Le 17 avril 2025 des douzaines de rabbins diplômés de l’Université de Brown avaient adressé une lettre à la présidente de l’université: «Ne cédez pas le contrôle à ceux qui utilisent l’antisémitisme comme une arme». Celle-ci doit actuellement réfléchir à la manière de réagir à la menace de l’administration Trump de réduire son financement de 500 millions de dollars, prétendument en raison de la gestion par Brown de l’antisémitisme sur le campus. Brown fait partie du nombre croissant d’universités qui sont menacées par des coupes similaires de la part du gouvernement américain.
Egalement la semaine dernière, des membres de la communauté juive de Harvard, du Emerson College, de l’université de Georgetown et d’autres universités ont exprimé leur désaccord. A Harvard, plus de 100 étudiant·es juif·ves ont signé une lettre dénonçant l’annonce faite par l’administration Trump au début du mois de revoir 9 milliards de dollars de financement fédéral pour l’école. La lettre, qui n’est pas prise en compte par le président de Harvard, a été rédigée avant que le gouvernement ne gèle 2,2 milliards de dollars de subventions cette semaine. Des lettres ouvertes similaires de la communauté juive universitaire ont été rédigés dans les universités de Georgetown et Berkeley et de dix grandes organisations juives, dont des leaders des mouvements réformiste, conservateur et reconstructionniste, ont publié mardi (22.04.2025) une déclaration commune.

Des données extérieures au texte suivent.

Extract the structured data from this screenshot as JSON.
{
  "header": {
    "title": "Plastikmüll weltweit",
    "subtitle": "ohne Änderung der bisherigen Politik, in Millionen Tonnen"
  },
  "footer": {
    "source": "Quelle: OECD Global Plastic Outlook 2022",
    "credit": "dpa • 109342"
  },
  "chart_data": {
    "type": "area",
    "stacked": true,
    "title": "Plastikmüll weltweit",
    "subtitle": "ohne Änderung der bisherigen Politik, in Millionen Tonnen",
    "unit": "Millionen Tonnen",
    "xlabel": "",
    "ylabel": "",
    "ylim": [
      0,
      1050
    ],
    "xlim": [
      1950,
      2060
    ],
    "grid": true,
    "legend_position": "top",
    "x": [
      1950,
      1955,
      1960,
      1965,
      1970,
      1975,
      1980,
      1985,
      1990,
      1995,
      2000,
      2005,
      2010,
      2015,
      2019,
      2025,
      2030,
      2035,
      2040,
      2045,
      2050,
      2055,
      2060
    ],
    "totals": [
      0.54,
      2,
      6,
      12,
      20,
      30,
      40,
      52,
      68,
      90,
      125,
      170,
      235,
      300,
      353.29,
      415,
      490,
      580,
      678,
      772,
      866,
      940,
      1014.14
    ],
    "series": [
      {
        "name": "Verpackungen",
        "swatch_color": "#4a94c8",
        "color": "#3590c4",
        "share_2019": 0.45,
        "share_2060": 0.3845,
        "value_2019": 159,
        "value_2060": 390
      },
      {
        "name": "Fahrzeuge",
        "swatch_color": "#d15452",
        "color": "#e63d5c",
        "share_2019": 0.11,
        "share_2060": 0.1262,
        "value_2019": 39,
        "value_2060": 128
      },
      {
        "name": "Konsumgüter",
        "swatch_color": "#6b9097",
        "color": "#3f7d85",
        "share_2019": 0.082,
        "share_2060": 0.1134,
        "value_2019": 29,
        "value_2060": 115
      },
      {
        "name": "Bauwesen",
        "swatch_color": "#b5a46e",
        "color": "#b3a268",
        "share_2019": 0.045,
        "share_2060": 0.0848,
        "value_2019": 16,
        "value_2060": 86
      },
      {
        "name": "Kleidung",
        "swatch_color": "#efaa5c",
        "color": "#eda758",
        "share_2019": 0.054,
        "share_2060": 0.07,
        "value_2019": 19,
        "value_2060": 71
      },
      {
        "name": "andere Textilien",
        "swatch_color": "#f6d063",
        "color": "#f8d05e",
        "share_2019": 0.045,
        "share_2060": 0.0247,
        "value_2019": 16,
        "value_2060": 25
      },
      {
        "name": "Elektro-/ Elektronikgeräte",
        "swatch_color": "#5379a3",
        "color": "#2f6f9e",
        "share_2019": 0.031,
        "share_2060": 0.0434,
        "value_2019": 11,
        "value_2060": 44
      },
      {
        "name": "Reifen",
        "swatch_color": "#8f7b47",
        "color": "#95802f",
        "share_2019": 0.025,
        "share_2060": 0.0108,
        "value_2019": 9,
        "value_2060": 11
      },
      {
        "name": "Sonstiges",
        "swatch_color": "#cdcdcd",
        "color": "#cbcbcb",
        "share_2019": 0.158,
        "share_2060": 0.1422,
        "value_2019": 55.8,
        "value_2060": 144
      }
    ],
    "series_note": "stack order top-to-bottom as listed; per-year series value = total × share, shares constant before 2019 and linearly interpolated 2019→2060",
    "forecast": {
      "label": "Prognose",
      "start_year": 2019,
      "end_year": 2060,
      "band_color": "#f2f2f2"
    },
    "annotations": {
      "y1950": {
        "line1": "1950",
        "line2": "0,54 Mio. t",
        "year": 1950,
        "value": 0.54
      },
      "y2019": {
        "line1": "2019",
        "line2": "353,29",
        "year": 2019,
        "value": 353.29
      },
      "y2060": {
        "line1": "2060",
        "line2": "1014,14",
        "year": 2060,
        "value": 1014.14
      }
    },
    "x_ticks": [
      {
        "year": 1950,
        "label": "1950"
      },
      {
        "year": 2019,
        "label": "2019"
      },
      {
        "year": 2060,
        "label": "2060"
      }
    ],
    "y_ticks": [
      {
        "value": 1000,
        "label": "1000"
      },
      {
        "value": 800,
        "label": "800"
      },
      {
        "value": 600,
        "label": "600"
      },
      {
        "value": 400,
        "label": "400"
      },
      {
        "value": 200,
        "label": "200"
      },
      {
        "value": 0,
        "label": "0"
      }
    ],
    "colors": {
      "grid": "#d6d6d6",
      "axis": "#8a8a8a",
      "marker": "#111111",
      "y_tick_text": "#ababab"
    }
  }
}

Les critiques viennent également d’Israël. Jeudi, plus de 170 universitaires israéliens ont dénoncé les arrestations du gouvernement dans une lettre ouverte, dans laquelle ils écrivent que « de telles mesures draconiennes ne nous protègent pas » et dénoncent « l’invocation cynique de la “lutte contre l’antisémitisme” » comme raison des mesures de l’administration.
«Mais il existe aussi des soutiens juifs à ces mesures, notamment lorsqu’il s’agit de supprimer les visas des étudiants qui s’engagent contre Israël. Plusieurs groupes d’activistes se sont donné pour mission d’identifier les étudiant·es et de faire un rapport sur eux [et elles] à la Maison Blanche. La pression financière exercée sur les universités trouve également des partisans juif·ves.»
Cependant, selon Tachles, de plus en plus de signes indiquent que les coupes budgétaires – des milliards de dollars sont en jeu à ce jour – pourraient avoir dépassé même les intérêts des critiques les plus ambitieux de l’antisémitisme dans les universités. «Vendredi matin, le directeur exécutif de l’Anti-Defamation League, Jonathan Greenblatt, a intensifié sa critique de la politique universitaire de l’administration Trump. Selon lui, Harvard et d’autres écoles ont de véritables défis à relever en matière d’antisémitisme et s’amélioreront davantage par le soutien que par des sanctions sévères. Si des sanctions devaient être prises, elles ne devraient l’être que dans de rares cas et de manière très ciblée.»
La journaliste Suzanne Nozzel du journal américain juif en ligne [qui avait publié un article presque identique de celui de Tachles] écrit : «Au-delà du simple retour de bâton [contre la communauté juive], les actions de l’administration Trump au nom de la lutte contre l’antisémitisme sur les campus posent des risques plus profonds. L’affaiblissement des universités en tant qu’institutions autonomes portera atteinte à un moteur essentiel de la mobilité sociale, de l’intégration et de la réussite professionnelle des Juifs et de tous les autres. Punir les universités en retenant les fonds fédéraux touchera en premier lieu les sciences et la médecine, domaines dans lesquels les Juifs ont depuis longtemps trouvé une grande réussite professionnelle.»
Les universités dans le collimateur devraient donc redoubler d’efforts pour contrer l’envahissement idéologique, renforcer le soutien aux étudiants juifs et consolider la discipline neutre en termes de points de vue, nécessaire pour maintenir les campus ouverts et sûrs pour toutes et tous. Ils devraient écouter les étudiant·es et les enseignant·es juif·ves qui ont des points de vue différents sur ces défis et sur ce qui pourrait les améliorer ou les exacerber. «L’urgence suscitée ces dernières semaines devrait être un catalyseur non seulement pour repousser l’administration Trump, mais aussi pour accélérer les réformes attendues depuis longtemps pour diversifier intellectuellement les facultés, embrasser la pensée hétérodoxe et faciliter le dialogue au-delà des différences. Les efforts crédibles pour éradiquer l’antisémitisme doivent aller au-delà des campus et s’attaquer à la haine des Juifs, qu’elle vienne de la droite ou de la gauche. La tactique la plus efficace pourrait consister à renforcer les institutions et les communautés juives en tant que refuges, mais aussi en tant que fondements de la sensibilisation et de la construction de ponts vers les autres.»